Band and side panels: Slide a finger under the band between your breasts; you should not be able to pull it more than an inch from your chest. (For an adjustable band style, set the clasp on the first eyelet; if you have to use the last eyelet to get a snug fit, you’re better off with a smaller band.) Next, reach your arms overhead; if the band creeps up, it’s too big. In both cases, pick a smaller size
Positive Mental Attitude: While maintaining a positive mental attitude is technically not a piece of gear, we strongly believe it should be something you pack along with you on every run. Whether you are new to running, or gunning for a personal best, or even just recovering from injury, the powers of positive thought should never be underestimated. Running can be double-edged sword. The great thing with running is you will have lots of time, alone with your thoughts…the bad thing also is, you will have lots of time, alone with your thoughts. There will be times before, during or after a run you might need to give yourself a little pep-talk, or use positive self-talk or affirmations. This involves replacing any negative statements with positive ones. For example you could try a simple one like, “I can’t do this” and change it into ‘I can do this’, ‘You got this!’. You can also develop a positive mantra that you repeat to yourself throughout a race or training run. Try writing a positive statement on the inside of your wrist, or on a small piece of paper so that you can look at it during a race or training run and focus on it mentally or even say it out loud if that helps.

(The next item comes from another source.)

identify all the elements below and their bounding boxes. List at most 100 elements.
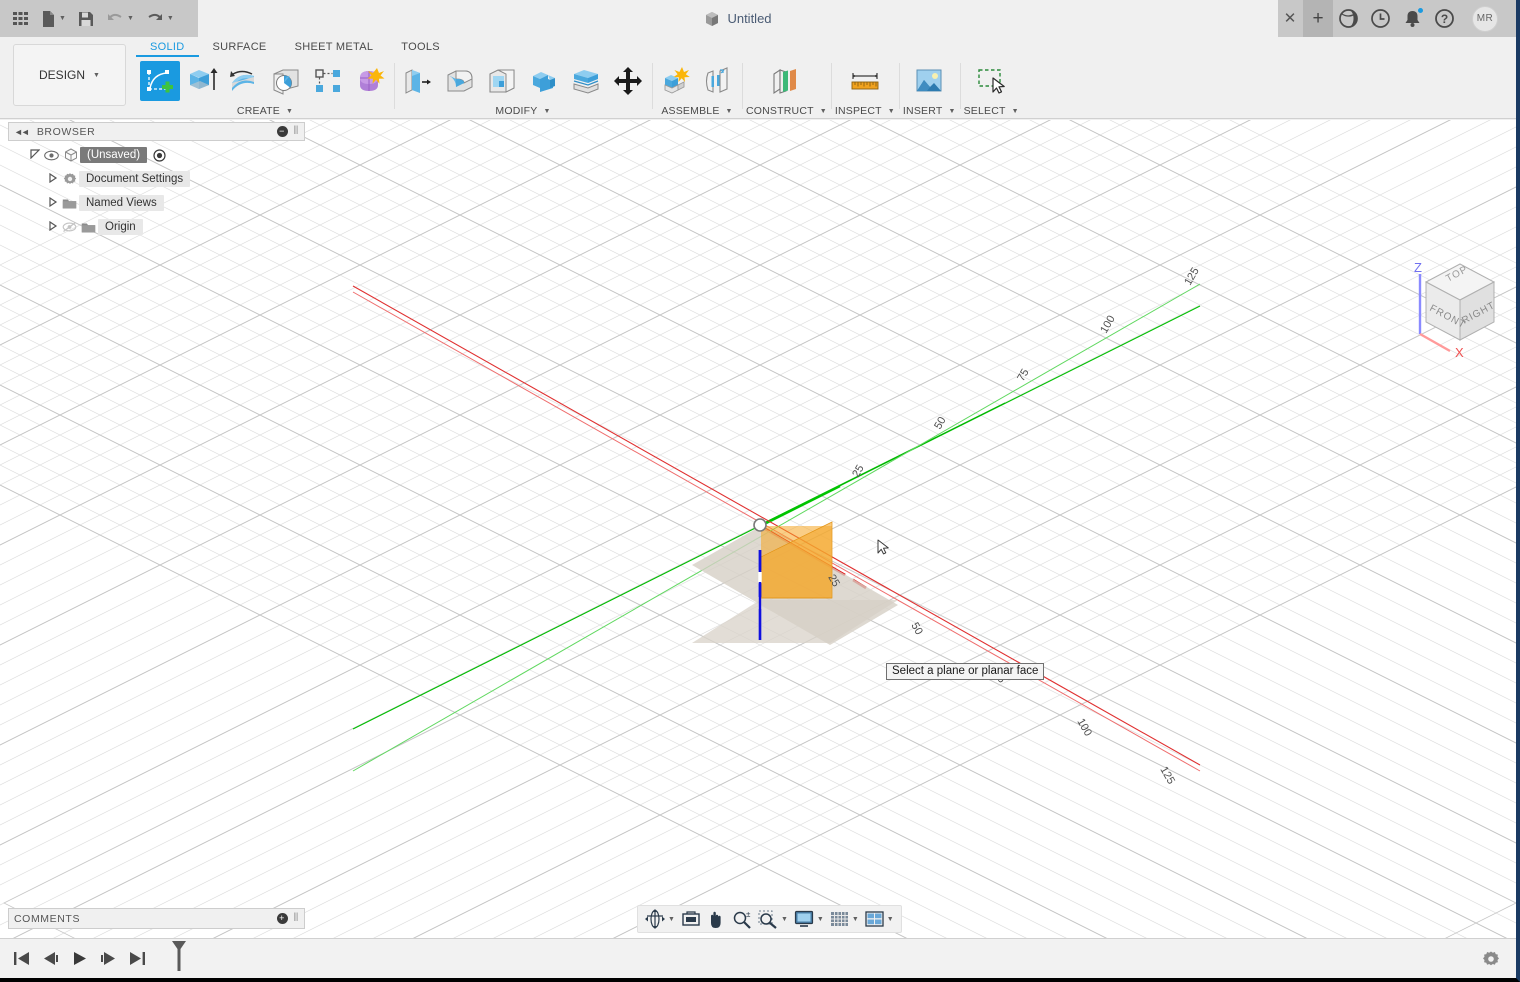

We know that exercise is medicine, therefore running should be the number one choice (or at least 2 or 3) to keep people healthy and happy. Numerous studies have shown that running can prevent heart disease, type 2 diabetes, high blood pressure and stroke, to name a few. Just hearing that we can ward off a few health issues has us wanting to lace up our running shoes and stomp some pavement. Another enticing fact is that running has been shown to benefit mental health, sleep quality and concentration. Whenever you hear someone comment about the ‘runners high’ they are referring to the rush of ‘feel good’ hormones that get released after a run. They are powerful enough to instantly elevate someone from depression and keep your mood uplifted for hours following a run. So what are you waiting for? Get out there, get those miles and all those smiles!